How can computer models help medical professionals combat antibiotic resistance? This is what a recent study published in PLOS Biology hopes to address as a team of researchers from the University of Virginia (UVA) developed computer models that can be used to target specific genes in bacteria to combat antimicrobial resistant (AMR) bacteria. This study has the potential to help scientists, medical professionals, and the public better understand innovative methods that can be used to combat AMR with bacterial diseases constantly posing a risk to global human health.
For the study, the researchers used computer models to produce an assemblage of genome-scale metabolic network reconstructions (GENREs) diseases to identify key genes in stomach diseases that can be targeted with antibiotics to circumvent AMR in these bacterial diseases. The researchers validated their findings with laboratory experiments involving microbial samples and found that a specific gene was responsible for producing stomach diseases, thus strengthening the argument for using targeted antibiotics to combat AMR.

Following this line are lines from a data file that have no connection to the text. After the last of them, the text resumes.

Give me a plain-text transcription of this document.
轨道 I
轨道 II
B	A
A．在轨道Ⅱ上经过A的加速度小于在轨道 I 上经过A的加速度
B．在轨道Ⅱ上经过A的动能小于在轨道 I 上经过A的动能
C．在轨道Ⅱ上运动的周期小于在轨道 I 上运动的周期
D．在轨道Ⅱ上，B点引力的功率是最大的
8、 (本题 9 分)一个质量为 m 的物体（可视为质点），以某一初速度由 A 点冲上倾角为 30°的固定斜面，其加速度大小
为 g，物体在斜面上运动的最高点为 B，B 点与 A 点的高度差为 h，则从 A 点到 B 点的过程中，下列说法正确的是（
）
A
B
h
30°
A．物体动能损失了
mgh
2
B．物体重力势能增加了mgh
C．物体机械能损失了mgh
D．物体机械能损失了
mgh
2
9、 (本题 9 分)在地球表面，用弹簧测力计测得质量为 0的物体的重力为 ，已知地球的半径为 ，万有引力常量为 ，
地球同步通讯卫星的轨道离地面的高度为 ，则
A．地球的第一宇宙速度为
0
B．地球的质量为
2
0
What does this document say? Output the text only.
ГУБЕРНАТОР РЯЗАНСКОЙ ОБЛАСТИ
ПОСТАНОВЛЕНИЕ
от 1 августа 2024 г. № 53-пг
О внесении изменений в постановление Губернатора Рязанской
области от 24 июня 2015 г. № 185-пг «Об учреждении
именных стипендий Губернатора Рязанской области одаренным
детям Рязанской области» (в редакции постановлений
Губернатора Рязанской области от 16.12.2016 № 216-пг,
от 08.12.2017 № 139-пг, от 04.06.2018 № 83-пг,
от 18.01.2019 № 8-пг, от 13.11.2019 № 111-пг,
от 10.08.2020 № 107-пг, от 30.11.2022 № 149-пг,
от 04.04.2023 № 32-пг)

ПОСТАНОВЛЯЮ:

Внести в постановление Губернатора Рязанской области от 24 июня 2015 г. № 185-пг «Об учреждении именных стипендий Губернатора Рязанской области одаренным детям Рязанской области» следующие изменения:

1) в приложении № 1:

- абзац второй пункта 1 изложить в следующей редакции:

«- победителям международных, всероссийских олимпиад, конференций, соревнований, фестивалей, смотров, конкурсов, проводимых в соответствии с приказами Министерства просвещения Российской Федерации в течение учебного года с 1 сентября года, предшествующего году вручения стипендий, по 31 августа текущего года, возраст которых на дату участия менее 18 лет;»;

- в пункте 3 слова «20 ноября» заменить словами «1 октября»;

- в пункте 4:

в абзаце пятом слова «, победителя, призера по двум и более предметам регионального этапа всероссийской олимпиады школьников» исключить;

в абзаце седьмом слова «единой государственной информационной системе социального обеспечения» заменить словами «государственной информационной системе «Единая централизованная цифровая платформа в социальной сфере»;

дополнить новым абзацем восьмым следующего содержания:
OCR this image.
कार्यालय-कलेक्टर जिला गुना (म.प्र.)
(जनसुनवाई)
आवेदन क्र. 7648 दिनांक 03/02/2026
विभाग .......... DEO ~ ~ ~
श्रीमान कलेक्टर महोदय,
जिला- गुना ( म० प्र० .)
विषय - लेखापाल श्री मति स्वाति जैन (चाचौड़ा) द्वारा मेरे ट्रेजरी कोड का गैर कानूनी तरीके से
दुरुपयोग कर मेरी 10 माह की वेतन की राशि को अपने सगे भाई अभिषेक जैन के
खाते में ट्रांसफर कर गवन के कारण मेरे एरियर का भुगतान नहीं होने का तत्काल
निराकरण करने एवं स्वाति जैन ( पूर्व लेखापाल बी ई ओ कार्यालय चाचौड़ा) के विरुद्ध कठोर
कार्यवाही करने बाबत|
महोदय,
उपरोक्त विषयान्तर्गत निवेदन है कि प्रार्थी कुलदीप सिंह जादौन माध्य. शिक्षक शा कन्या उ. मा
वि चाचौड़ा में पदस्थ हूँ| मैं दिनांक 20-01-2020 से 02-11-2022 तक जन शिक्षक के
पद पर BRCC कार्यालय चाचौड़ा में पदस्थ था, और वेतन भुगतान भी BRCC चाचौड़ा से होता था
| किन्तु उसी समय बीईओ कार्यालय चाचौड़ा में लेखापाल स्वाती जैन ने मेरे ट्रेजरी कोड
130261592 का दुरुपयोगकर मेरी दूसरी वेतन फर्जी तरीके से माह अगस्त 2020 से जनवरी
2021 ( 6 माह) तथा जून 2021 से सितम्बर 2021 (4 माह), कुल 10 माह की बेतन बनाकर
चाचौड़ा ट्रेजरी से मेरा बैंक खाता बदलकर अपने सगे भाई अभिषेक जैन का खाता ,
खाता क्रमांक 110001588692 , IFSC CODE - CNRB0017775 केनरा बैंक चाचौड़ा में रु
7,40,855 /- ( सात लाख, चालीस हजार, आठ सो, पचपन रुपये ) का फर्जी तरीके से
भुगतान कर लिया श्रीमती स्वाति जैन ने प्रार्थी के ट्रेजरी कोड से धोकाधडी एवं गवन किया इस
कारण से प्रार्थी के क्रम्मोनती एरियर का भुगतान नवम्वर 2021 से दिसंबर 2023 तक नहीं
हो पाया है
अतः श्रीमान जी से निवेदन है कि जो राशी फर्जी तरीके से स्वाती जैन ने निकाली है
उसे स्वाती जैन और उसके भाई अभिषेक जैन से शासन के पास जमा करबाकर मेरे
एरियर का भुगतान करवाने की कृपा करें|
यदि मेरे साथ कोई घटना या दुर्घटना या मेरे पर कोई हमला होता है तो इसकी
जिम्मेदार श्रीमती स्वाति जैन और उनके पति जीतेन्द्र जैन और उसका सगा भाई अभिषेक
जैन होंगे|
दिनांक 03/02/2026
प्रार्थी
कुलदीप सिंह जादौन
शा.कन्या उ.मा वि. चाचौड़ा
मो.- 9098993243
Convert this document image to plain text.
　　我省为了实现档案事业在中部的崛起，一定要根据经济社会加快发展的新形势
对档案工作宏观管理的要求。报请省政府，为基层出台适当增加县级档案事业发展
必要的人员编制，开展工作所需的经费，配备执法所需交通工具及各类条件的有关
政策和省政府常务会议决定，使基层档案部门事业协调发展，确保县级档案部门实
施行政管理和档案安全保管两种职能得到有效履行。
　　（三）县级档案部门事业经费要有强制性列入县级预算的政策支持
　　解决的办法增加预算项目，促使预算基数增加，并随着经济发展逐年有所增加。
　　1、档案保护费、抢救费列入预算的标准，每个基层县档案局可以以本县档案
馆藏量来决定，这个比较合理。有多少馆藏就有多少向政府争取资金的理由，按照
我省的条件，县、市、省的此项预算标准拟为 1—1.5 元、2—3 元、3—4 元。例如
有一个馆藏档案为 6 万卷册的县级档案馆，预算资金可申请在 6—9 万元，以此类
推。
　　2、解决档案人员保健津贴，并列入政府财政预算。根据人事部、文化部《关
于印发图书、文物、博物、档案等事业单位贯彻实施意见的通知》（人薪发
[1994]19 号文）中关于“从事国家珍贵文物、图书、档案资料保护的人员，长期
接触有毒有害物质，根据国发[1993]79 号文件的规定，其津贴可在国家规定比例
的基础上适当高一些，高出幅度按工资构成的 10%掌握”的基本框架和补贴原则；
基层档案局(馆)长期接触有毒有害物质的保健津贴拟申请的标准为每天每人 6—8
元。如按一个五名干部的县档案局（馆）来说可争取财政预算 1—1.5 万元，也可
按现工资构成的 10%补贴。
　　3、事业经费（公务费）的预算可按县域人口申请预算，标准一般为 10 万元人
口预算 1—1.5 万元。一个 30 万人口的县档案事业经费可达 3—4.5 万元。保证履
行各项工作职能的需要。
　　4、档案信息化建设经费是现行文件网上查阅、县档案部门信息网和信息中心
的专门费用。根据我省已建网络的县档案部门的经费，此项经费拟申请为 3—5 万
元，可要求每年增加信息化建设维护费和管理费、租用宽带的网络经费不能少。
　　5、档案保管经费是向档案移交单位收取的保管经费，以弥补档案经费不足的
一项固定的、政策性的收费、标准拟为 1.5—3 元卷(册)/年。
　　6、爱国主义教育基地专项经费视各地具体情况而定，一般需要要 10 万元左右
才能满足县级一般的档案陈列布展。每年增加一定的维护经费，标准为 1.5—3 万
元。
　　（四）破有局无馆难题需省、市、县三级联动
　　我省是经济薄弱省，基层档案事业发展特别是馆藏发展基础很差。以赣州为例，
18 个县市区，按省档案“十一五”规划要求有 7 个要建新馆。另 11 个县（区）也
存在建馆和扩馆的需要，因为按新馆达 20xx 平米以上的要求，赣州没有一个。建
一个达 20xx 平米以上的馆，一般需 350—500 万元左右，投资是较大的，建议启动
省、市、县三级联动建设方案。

“Using our computer models we found that the bacteria living in the stomach had unique properties,” said Emma Glass, who is a PhD Candidate in Biomedical Engineering at UVA and lead author of the study. “These properties can be used to guide design of targeted antibiotics, which could hopefully one day slow the emergence of resistant infections.”
This study comes as deaths due to AMR continue to pose global human health risks. For example, a 2024 study published in The Lancet estimated that AMR was responsible for one million deaths annually between 1990 and 2021, and the Institute for Health Metrics and Evaluation at the University of Washington estimates that AMR will be responsible for approximately 39 million deaths between 2025 and 2050. Finally, the World Health Organization estimates that AMR could result in approximately $3.4 trillion in gross domestic product losses by 2030.
How will computer models help combat AMR in the coming years and decades? Only time will tell, and this is why we science!
As always, keep doing science & keep looking up!